Staying under the 200 MB AAB base‑module limit in UE 5.5 – Google PAD (Fortnite precedent?)

Environment :

UE 5.5.4, Windows 11 host

Target: Android, arm64‑v8a only, Shipping, Vulkan

Problem :

We are shipping an Android title on UE 5.5 and must distribute via Google Play.

After enabling the plugins we need (Online Services, Niagara FX, etc.) our AAB base module’s compressed size is around 1.2GB including the project, failing the Play Console’s 200 MB limit.

The uncompressed native library (libUE5.so) alone is ~120 MB.

We are also considering a Asset Management, Chunk Downloading system to support our app distribution.

Our Goal:

We need to understand the official, Epic-recommended strategy for managing these large engine binaries to successfully ship a large-scale game like Fortnite on Google Play using AAB.

Questions

What is Epic’s recommended path in UE 5.5 to stay under 200 MB?

Is Google Play Asset Delivery the officially supported solution?

Is it the only supported path in UE 5.5 to exceed 200 MB?

Are there any recommended compile‑time flags or section‑ordering that any titles use to shrink libUE5.so?

Are there any sample .ini / DefaultGame.ini (e.g., in Project Settings -> Android, UPL, or .ini files) that we need to configure to correctly separate the engine binaries into an asset pack?

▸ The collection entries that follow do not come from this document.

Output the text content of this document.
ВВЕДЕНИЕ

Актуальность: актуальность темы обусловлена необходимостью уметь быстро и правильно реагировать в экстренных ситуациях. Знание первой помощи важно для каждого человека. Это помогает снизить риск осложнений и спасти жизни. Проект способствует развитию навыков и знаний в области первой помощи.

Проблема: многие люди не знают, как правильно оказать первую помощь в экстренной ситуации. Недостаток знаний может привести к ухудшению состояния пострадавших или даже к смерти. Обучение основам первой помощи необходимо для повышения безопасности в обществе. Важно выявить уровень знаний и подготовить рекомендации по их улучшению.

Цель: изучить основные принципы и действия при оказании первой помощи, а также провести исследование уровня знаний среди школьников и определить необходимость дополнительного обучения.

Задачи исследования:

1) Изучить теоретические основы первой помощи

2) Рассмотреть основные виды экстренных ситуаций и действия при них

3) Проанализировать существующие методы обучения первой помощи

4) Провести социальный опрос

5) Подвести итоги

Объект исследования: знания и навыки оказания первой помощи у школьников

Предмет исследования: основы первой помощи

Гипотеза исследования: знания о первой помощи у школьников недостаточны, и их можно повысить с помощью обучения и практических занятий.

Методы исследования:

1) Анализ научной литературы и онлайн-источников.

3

We noticed that Fortnite’s original Play‑store build delivered a small installer and downloaded the full game at first run.

Is that workflow documented for licensees, or was it a custom Epic solution?

Any official guidance or up‑to‑date documentation links would be greatly appreciated.

Thanks!

Steps to Reproduce

Hi,

One option to distribute larger mobile games via Google Play is to utilize the DLC system to build an initial AAB that meets the size requirements of the Google Play store then download and mount the additional content during runtime.

To output DLC files you create a PrimaryAssetLabel in the Content Browser and assign the objects to be included in the PAK. These PAK files are then stored on a remote server ( this could be a server you host or a third party service ) and pulled into the game by your code when necessary.

Some things to consider:

  • For best results ensure that the objects in an individual PAK file contain all supporting assets for those objects ( e.g. all required textures, materials, animations etc).
  • Favor smaller self contained PAK files over very large PAK files as these can be downloaded and written to disk faster and be less likely to require re-downloading on a network failure.
  • An architecture change may be required to support a start up map that will query, download and mount the DLC files prior to starting the game.

To enable the Chunking system, set bGenerateChunks=True and UsePakFile=True in Game.ini or the Editor Project Settings. Further documentation on preparing the assets for chunking can be found here and a tutorial can be found here.